GARY A. HORTON, PUBLIC DEFENDER, BATAVIA (BRIDGET L. FIELD OF COUNSEL), FOR DEFENDANT-APPELLANT.
LAWRENCE FRIEDMAN, DISTRICT ATTORNEY, BATAVIA (KEVIN T. FINNELL OF COUNSEL), FOR PLAINTIFF-RESPONDENT.
Before: Scudder, P.J., Hurlbutt, Gorski and Martoche, JJ.
It is hereby ordered that the judgment so appealed from be and the same hereby is unanimously affirmed.
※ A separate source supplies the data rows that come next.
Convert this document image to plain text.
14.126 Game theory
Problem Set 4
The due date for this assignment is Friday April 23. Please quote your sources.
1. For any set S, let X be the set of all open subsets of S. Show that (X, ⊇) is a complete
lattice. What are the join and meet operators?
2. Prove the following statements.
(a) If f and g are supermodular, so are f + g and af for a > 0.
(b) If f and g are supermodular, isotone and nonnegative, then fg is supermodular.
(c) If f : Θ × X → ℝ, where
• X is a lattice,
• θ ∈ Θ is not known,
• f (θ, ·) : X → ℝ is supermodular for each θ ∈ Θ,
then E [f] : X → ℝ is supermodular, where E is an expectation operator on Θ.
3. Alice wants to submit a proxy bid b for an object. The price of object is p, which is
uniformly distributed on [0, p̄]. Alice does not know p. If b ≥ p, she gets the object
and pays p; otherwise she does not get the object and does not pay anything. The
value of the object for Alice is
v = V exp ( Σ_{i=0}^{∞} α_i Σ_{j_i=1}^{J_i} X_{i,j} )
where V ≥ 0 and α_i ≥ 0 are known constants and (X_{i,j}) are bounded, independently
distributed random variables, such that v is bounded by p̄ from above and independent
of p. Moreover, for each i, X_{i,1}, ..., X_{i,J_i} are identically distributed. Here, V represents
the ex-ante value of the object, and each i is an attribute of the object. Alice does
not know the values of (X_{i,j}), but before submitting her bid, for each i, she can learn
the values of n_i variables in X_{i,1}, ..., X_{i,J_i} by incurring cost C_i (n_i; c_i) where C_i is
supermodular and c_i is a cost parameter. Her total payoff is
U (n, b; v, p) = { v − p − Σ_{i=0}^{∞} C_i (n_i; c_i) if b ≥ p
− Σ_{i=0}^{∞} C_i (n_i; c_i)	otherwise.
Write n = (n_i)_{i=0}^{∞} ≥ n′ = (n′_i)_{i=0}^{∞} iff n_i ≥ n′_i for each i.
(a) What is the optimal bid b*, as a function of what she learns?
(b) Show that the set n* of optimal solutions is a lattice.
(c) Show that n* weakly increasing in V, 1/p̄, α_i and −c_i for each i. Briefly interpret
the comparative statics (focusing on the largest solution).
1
Memorandum: Defendant appeals from a judgment convicting him upon a jury verdict of felony driving while intoxicated (Vehicle and Traffic Law § 1192; § 1193 [1] [c] [i]) and aggravated unlicensed operation of a motor vehicle in the first degree (§§ 511 [3] [a] [i]). Contrary to the contention of defendant, the evidence that he failed all his field sobriety tests, smelled of alcohol, had glassy eyes and slurred his speech is legally sufficient to support the conviction ( see generally People v Bleakley, 69 NY2d 490, 495). Furthermore, we conclude that the jury did not fail to give the evidence the weight it should be accorded, and thus the verdict is not against the weight of the evidence ( see People v Clark, 284 AD2d 956, 957, lv denied 97 NY2d 640). The sentence is not un-duly harsh or severe.